Mais, la participation de représentants d'organismes d'Assurance maladie dans une section d'un conseil de l'Ordre ne remet pas en cause l'impartialité de cette section, même lorsque l'affaire examinée porte sur un litige avec une caisse d'Assurance maladie. Et, la circonstance qu'un membre du conseil de prud'hommes, ne figurant pas dans la composition de la section appelée à statuer sur l'affaire, ait donné publiquement son opinion sur le litige n'est pas de nature à mettre en cause l'impartialité de l'ensemble de ses membres. La cour d'appel, qui a constaté que l'auteur des propos tenus à l'encontre de l'employeur n'appartenait pas à la section saisie du litige, a pu décider qu'il n'existait aucune raison objective de douter de l'indépendance et de l'impartialité du conseil de prud'hommes justifiant le renvoi de l'affaire devant une autre juridiction pour cause de suspicion légitime.

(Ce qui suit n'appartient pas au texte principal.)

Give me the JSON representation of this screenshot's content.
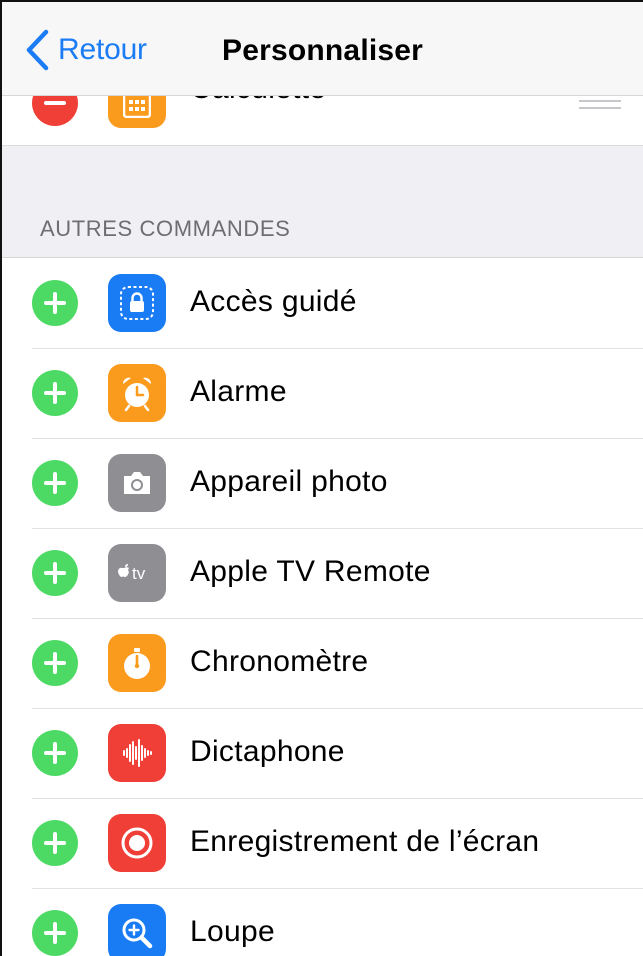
{
  "navbar": {
    "back_label": "Retour",
    "title": "Personnaliser"
  },
  "included": {
    "partial_item": {
      "label": "Calculette",
      "icon": "calculator-icon",
      "color": "#fb9b1d"
    }
  },
  "section": {
    "header": "AUTRES COMMANDES"
  },
  "controls": [
    {
      "label": "Accès guidé",
      "icon": "guided-access-icon",
      "color": "#1a7cf5"
    },
    {
      "label": "Alarme",
      "icon": "alarm-clock-icon",
      "color": "#fb9b1d"
    },
    {
      "label": "Appareil photo",
      "icon": "camera-icon",
      "color": "#8e8e93"
    },
    {
      "label": "Apple TV Remote",
      "icon": "apple-tv-icon",
      "color": "#8e8e93"
    },
    {
      "label": "Chronomètre",
      "icon": "stopwatch-icon",
      "color": "#fb9b1d"
    },
    {
      "label": "Dictaphone",
      "icon": "voice-memo-icon",
      "color": "#f03f37"
    },
    {
      "label": "Enregistrement de l’écran",
      "icon": "screen-recording-icon",
      "color": "#f03f37"
    },
    {
      "label": "Loupe",
      "icon": "magnifier-icon",
      "color": "#1a7cf5"
    }
  ],
  "colors": {
    "add_button": "#4cd964",
    "remove_button": "#f03f37",
    "link_blue": "#1b7cf5",
    "section_background": "#efeff4"
  }
}
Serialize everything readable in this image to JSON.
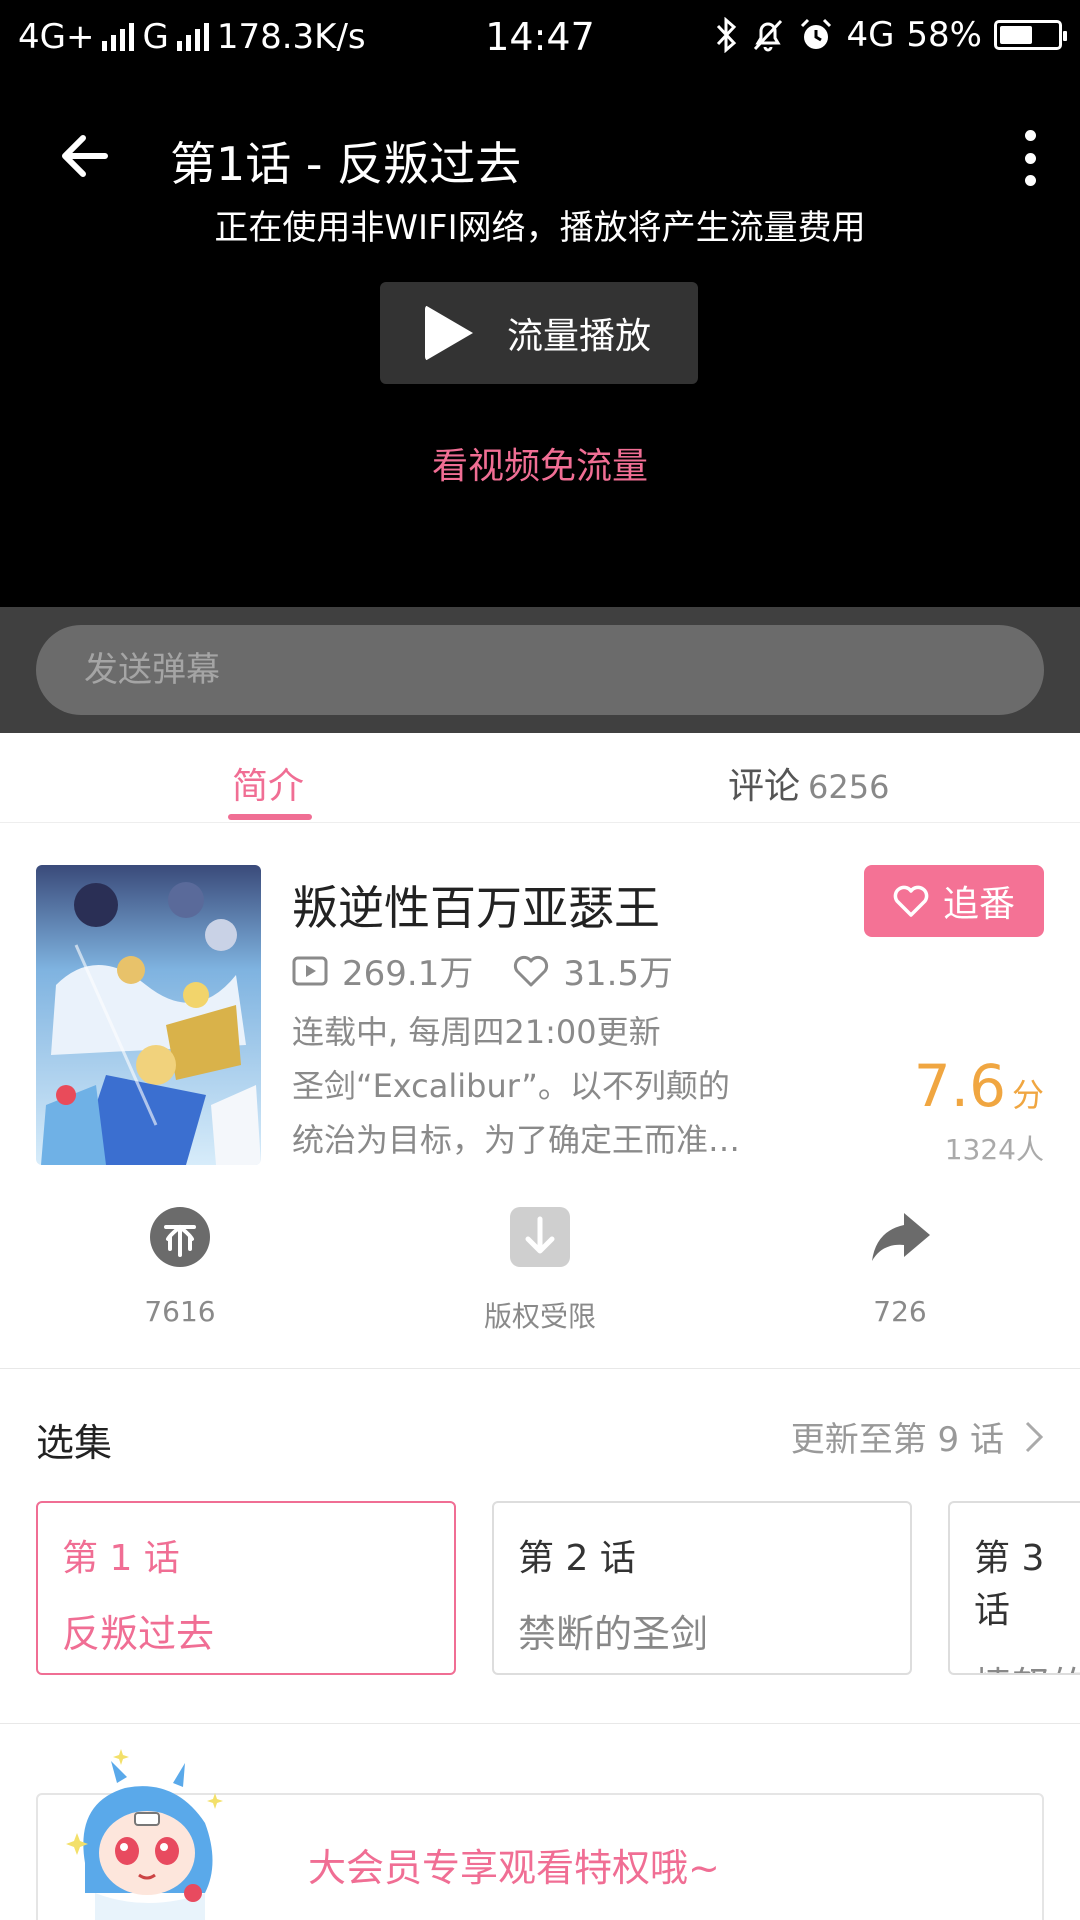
{
  "status_bar": {
    "net1": "4G+",
    "net2": "G",
    "speed": "178.3K/s",
    "time": "14:47",
    "net3": "4G",
    "battery": "58%",
    "battery_level": 0.58
  },
  "player": {
    "episode_title": "第1话 - 反叛过去",
    "network_warning": "正在使用非WIFI网络，播放将产生流量费用",
    "play_button_label": "流量播放",
    "free_data_link": "看视频免流量"
  },
  "danmaku": {
    "placeholder": "发送弹幕"
  },
  "tabs": {
    "intro": "简介",
    "comments": "评论",
    "comments_count": "6256"
  },
  "show": {
    "title": "叛逆性百万亚瑟王",
    "follow_label": "追番",
    "plays": "269.1万",
    "likes": "31.5万",
    "schedule": "连载中, 每周四21:00更新",
    "desc_line1": "圣剑“Excalibur”。以不列颠的",
    "desc_line2": "统治为目标，为了确定王而准…",
    "score": "7.6",
    "score_unit": "分",
    "raters": "1324人"
  },
  "actions": {
    "coin_count": "7616",
    "download_label": "版权受限",
    "share_count": "726"
  },
  "episodes": {
    "heading": "选集",
    "update_info": "更新至第 9 话",
    "items": [
      {
        "num": "第 1 话",
        "title": "反叛过去"
      },
      {
        "num": "第 2 话",
        "title": "禁断的圣剑"
      },
      {
        "num": "第 3 话",
        "title": "愤怒的"
      }
    ]
  },
  "vip": {
    "text": "大会员专享观看特权哦~"
  },
  "colors": {
    "accent_pink": "#f06e94",
    "score_orange": "#f0a641"
  }
}
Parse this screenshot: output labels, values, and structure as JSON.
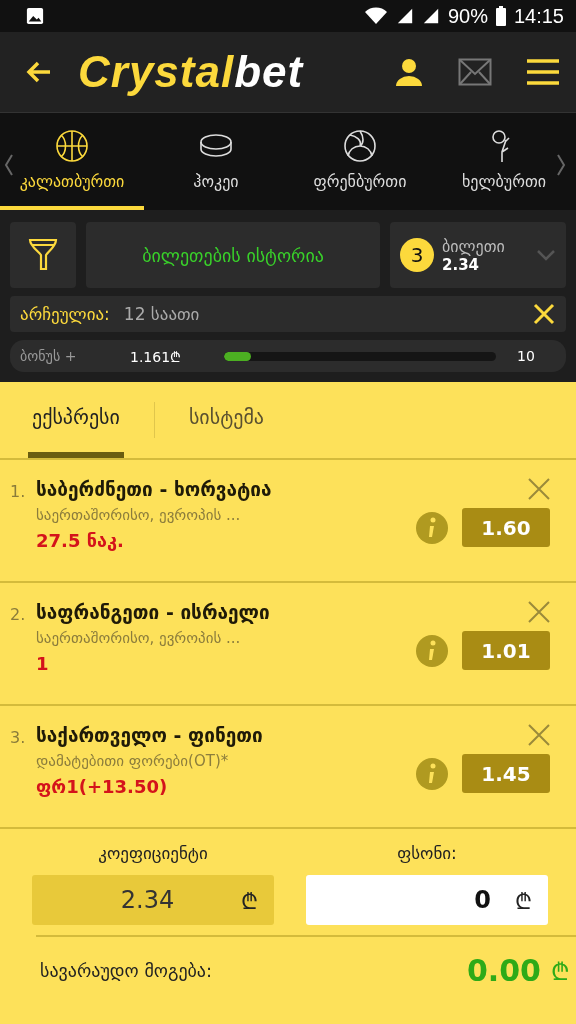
{
  "status_bar": {
    "battery": "90%",
    "time": "14:15"
  },
  "header": {
    "logo_main": "Crystal",
    "logo_accent": "bet"
  },
  "sports": [
    {
      "label": "კალათბურთი",
      "kind": "basketball",
      "selected": true
    },
    {
      "label": "ჰოკეი",
      "kind": "hockey",
      "selected": false
    },
    {
      "label": "ფრენბურთი",
      "kind": "volleyball",
      "selected": false
    },
    {
      "label": "ხელბურთი",
      "kind": "handball",
      "selected": false
    }
  ],
  "history_button": "ბილეთების ისტორია",
  "ticket": {
    "count": "3",
    "label": "ბილეთი",
    "odds": "2.34"
  },
  "filter": {
    "label": "არჩეულია:",
    "value": "12 საათი"
  },
  "bonus": {
    "label": "ბონუს +",
    "amount": "1.161₾",
    "level": 0.1,
    "target": "10"
  },
  "bet_tabs": [
    {
      "label": "ექსპრესი",
      "selected": true
    },
    {
      "label": "სისტემა",
      "selected": false
    }
  ],
  "bets": [
    {
      "index": "1.",
      "match": "საბერძნეთი - ხორვატია",
      "league": "საერთაშორისო, ევროპის ...",
      "pick": "27.5 ნაკ.",
      "odds": "1.60"
    },
    {
      "index": "2.",
      "match": "საფრანგეთი - ისრაელი",
      "league": "საერთაშორისო, ევროპის ...",
      "pick": "1",
      "odds": "1.01"
    },
    {
      "index": "3.",
      "match": "საქართველო - ფინეთი",
      "league": "დამატებითი ფორები(OT)*",
      "pick": "ფრ1(+13.50)",
      "odds": "1.45"
    }
  ],
  "summary": {
    "coef_label": "კოეფიციენტი",
    "coef_value": "2.34",
    "currency": "₾",
    "stake_label": "ფსონი:",
    "stake_value": "0",
    "stake_currency": "₾",
    "win_label": "სავარაუდო მოგება:",
    "win_value": "0.00",
    "win_currency": "₾"
  }
}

La rupture d'équilibre entre la subjectivité des juges et la dictature de la loi relève donc d'une appréciation in concreto. Le simple fait qu'un juge ait une activité syndicale, qu'une juridiction soit par essence paritaire, que certains de ses membres aient le verbe haut dans les médias, n'induit pas nécessairement que la section chargée d'instruire le procès et, plus singulièrement, le juge chargé de rendre une décision impartiale dévie de ce savant équilibre qui lui incombe de réaliser pour sauvegarder la légitimité de l'institution dont il est l'officier.

Certes, ne nous voilons pas la face, cet équilibre n'est pas toujours au rendez-vous et l'impartialité de la justice aura tôt fait de passer pour un mythe.

Mais, la balance ne penche pas toujours dans le sens de la concussion. Et, il arrive même, parfois, que la loi et la subjectivité échevinale concourent sinon à la même... injustice, du moins à la même incompréhension des justiciables pour leur justice.

Ainsi, pour la Haute juridiction, le refus d'une partie du personnel de travailler à nouveau avec le salarié investi d'un mandat représentatif pour des motifs écartés par l'autorité administrative ne peut suffire à caractériser une impossibilité absolue de réintégrer celui-ci dans son poste. La Cour de cassation valide ainsi une anomalie sociale et économique : le retour à son poste d'un représentant du personnel mis à pied pour fait de harcèlement, avec lequel une partie du personnel sous son encadrement refusait de travailler à nouveau. Le salarié qui avait été réintégré, son poste étant cependant aménagé pour lui retirer la gestion du personnel de l'atelier où étaient affectées les personnes à l'origine de la mise en oeuvre de la procédure tendant à son licenciement, contestait cet aménagement.

Cette décision s'inscrit en dehors de tout réalisme social, de toute réalité de l'entreprise ; or le réalisme n'est pas affaire d'impartialité, mais de volonté, selon la philosophie schopenhauerienne, notamment. Il est des fois où la subjectivité des juges pourrait conduire, justement, à une meilleure justice... non au regard de la loi absolue, mais pour les justiciables.

"La justice de l'intelligence est la sagesse. Le sage n'est pas celui qui sait beaucoup de choses, mais celui qui voit leur juste mesure" ; pour en revenir, toujours et encore, à Platon.